A number of substances produce psychological and/or physical dependence without producing an addiction. The therapeutic uses of certain steroids, antidepressant medication of the SSRI class, and even some antihistamines all produce characteristic withdrawal syndromes when their use is abruptly discontinued. However, there is no strong motivation to continue the use of these substances for most patients; some patients even refuse to resume treatment with such drugs because of their adverse experience during unsupervised withdrawal.
Other substances can produce a notable psychological dependence without producing an exceptionally strong motivation to avoid abstinence. Caffeine has desirable stimulating effects that involve general arousal accompanied by a mild mood elevation for many daily coffee drinkers. And while the avid coffee drinker usually chooses not to miss their morning or afternoon ‘brew,’ many voluntarily abstain when the cost is too high ($8 for a cup of coffee in NYC?) or access is difficult. The ensuing abstinence syndrome has both psychological (e.g., lethargy) and physical (e.g., mild headache) withdrawal signs, but the motivation to abate this condition is far below the level produced by highly addictive drugs such as cocaine and heroin.

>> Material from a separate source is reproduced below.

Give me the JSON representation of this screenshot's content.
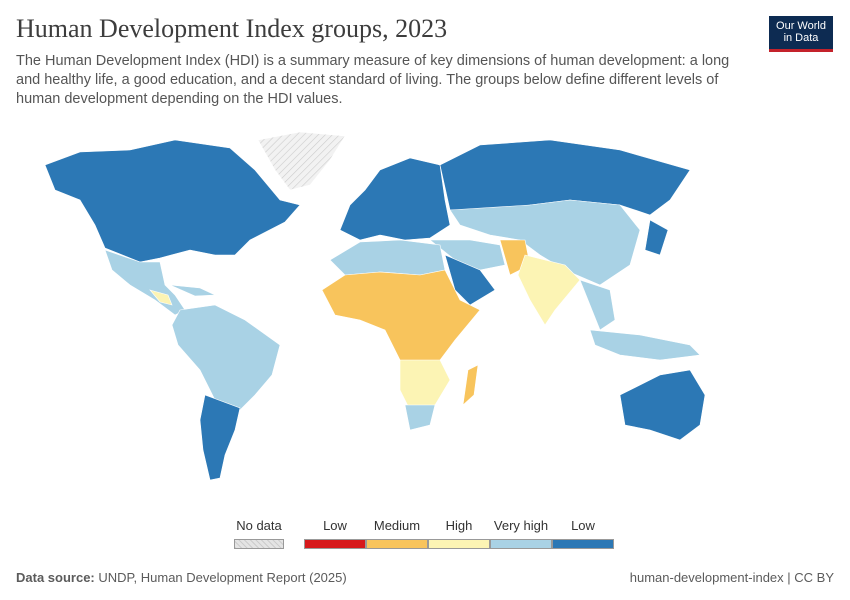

Physical dependence often occurs without addiction (e.g., therapeutic use of steroids, SSRIs), and addiction can occur without appreciable physical dependence (e.g., cocaine). Similarly, psychological dependence can occur without addiction (e.g., morning coffee for millions of regular users), but it’s not clear whether addiction ever occurs without psychological dependence. And of course drug abuse may or may not be accompanied by drug dependence and addiction.
The fact that notable signs of physical dependence occur with some of the more addictive drugs (e.g., heroin, barbiturates, alcohol) has lead many to mistakenly attribute the motivation for substance use to the avoidance of withdrawal discomfort. Other drugs, such as the psychomotor stimulants, do not produce these characteristic withdrawal reactions and have helped to debunk this common misconception. Of course there are other compelling lines of evidence that physical dependence is not the primary cause of drug addiction (see Bozarth, 1989, 1990, 2009; Bozarth & Wise, 1984; Wise & Bozarth, 1987) although it can contribute to the overall motivation for continued drug use (see Bozarth, 1994).
In summary, drug addiction describes the motivational strength of substance use; drug abuse describes the misuse of a substance without explicit reference to motivational strength; and drug dependence describes the necessity of using a substance to maintain normal psychological and/or somatic functioning without reference to the motivational strength of the substance use or to whether the substance use violates cultural norms. These three terms have distinctively different meanings although there are obvious and numerous cases where all three apply to the same drug-use situation (i.e., the individual may be dependent upon a drug which they abuse because they are addicted).